Basically, the Digital Album is a file browser and a decent file manager. Once you drill down into a folder, you'll see your files, either in thumbnail mode (better for photos) or list mode (better for everything else). The photo thumbs are small but viewable, and you can see up to eight of them on the screen simultaneously. Selecting a thumbnail opens a full-screen version--a snappy process, even for 2MB files, which take about 3 seconds to load. You can set a simple audioless slide show with a few transitions and delays of 2, 4, 6, and 8 seconds, as well as append each photo with a 10-second voice memo. It's also no task at all to transfer files from memory cards to the hard disk or vice versa: simply select your files, then activate Copy. Transfer speeds are decent at 1.2MB per second via a standard 1GB SD card, and we appreciate the Copy Entire Card feature, which, inexplicably, isn't mentioned in the manual.

Free storage for the selected "disk" is displayed in the upper-right corner, and battery- and volume-level indicators are located in the lower-right corner. You'll also get the file path and the number of files in the folder displayed. Unfortunately, the Digital Album supports a limited number of file formats for playback--in essence, only MP3, JPEG, and M-JPEG (digital camera movies). There's no TIFF, WMA, or raw support.
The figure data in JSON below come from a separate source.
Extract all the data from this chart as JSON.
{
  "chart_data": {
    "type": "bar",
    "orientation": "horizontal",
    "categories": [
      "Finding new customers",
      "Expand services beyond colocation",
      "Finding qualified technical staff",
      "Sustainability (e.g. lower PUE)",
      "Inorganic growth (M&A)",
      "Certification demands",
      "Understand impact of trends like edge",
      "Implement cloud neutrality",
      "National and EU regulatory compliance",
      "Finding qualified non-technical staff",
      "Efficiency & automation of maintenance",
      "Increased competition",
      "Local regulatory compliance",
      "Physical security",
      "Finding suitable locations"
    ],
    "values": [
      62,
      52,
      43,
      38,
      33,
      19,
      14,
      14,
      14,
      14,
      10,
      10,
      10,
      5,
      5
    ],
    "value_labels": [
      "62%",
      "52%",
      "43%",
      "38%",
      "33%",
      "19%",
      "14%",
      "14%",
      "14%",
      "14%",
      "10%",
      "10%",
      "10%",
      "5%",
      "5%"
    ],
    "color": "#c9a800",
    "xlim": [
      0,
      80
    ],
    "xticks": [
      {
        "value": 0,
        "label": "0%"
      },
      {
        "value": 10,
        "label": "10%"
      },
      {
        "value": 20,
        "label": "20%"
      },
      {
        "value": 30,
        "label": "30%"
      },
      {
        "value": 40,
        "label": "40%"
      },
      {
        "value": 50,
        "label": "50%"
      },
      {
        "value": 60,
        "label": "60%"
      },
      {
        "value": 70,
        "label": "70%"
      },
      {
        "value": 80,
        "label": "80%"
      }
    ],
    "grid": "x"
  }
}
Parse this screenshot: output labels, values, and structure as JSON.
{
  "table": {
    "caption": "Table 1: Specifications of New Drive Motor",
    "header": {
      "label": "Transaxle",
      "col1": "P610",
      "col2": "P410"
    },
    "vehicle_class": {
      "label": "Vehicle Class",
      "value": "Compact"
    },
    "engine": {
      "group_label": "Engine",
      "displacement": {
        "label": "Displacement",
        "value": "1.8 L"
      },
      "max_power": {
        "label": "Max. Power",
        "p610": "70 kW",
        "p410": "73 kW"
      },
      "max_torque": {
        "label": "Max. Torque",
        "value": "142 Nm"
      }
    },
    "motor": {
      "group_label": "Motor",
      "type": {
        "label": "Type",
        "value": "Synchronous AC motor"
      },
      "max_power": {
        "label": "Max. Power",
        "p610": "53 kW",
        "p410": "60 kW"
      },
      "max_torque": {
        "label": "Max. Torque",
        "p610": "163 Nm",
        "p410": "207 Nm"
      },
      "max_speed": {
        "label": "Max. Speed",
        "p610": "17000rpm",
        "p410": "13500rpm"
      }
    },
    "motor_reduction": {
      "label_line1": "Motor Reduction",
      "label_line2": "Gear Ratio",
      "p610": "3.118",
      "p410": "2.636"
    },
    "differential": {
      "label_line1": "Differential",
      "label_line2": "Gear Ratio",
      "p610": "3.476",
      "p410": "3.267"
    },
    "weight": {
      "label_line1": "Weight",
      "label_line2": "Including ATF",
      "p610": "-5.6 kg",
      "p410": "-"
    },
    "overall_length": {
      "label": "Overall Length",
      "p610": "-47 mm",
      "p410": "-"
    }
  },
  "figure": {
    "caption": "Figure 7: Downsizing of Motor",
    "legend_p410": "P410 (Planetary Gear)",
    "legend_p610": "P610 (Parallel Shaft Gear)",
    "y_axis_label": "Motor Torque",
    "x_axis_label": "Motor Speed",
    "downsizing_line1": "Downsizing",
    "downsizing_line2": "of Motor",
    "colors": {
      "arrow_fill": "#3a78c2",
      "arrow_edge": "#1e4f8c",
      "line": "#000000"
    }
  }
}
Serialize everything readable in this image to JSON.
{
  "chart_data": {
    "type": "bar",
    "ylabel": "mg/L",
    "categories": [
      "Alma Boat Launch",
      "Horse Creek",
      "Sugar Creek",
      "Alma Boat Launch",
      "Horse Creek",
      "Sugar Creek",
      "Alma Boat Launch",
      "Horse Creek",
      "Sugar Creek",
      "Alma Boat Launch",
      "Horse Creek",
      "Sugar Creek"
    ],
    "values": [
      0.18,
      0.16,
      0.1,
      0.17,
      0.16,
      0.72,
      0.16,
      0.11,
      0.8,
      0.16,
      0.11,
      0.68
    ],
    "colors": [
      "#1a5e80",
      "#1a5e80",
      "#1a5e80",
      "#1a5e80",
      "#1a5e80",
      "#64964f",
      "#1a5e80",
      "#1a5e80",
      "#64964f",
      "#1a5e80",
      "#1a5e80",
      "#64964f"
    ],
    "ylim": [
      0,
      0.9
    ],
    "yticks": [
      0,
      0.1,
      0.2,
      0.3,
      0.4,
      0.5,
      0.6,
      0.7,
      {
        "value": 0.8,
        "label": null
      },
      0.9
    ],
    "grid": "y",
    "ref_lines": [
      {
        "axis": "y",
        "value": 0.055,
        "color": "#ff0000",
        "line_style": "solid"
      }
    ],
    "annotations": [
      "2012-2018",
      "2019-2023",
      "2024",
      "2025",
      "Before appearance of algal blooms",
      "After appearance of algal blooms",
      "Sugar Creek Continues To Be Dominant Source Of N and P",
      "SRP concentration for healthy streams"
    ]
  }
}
As an MP3 player, this thing is as basic as it gets, with no EQs or true playlist support (you can, however, play folder contents in order), and annoyingly, you can't hold the volume buttons down to adjust the level in multiple steps. You get the convenience of a built-in mono speaker, which is nice for playing memos, but the sound quality is predictably subpar. Finally, the fact that you can't listen to MP3s while viewing photos is a real bummer. Our advice for MP3/photo enthusiasts is to get a 30GB iPod Photo and a Camera Connector for about the same price as the Digital Album. If your camera is compatible with the Camera Connector, the larger screen and some file-management tools are the only features you give up for better audio and a compact form factor.

The Digital Album doesn't get very loud, and sound quality is average, with a hint of background noise, not-so-crisp highs, and muddy bass. But, again, this isn't an audiocentric device. Photos appear sharp and vibrant on the screen, and depending on the resolution, they look nice when output to a TV via the included A/V cable. Probably the most disappointing aspect of the Digital Album is its battery life of just 3.8 hours for music and considerably less for a photo slide show, an unacceptable amount for music and a disappointing one for a photo viewer. Transfer times over USB 2.0 average an acceptable 1.7MB per second, and the Digital Album mounts as a UMS device. The Digital Album ships with a decent carrying case, A/V and USB cables, a wireless remote control, another utility case for media cards, a hand strap, a cleaning cloth, and some average earbuds. The Windows-only software CD includes a Windows 98 driver, Photo Explorer 8.0, and a user guide.

The Digital Album's carrying case, utility pouch, headphones, power adapter, and remote control.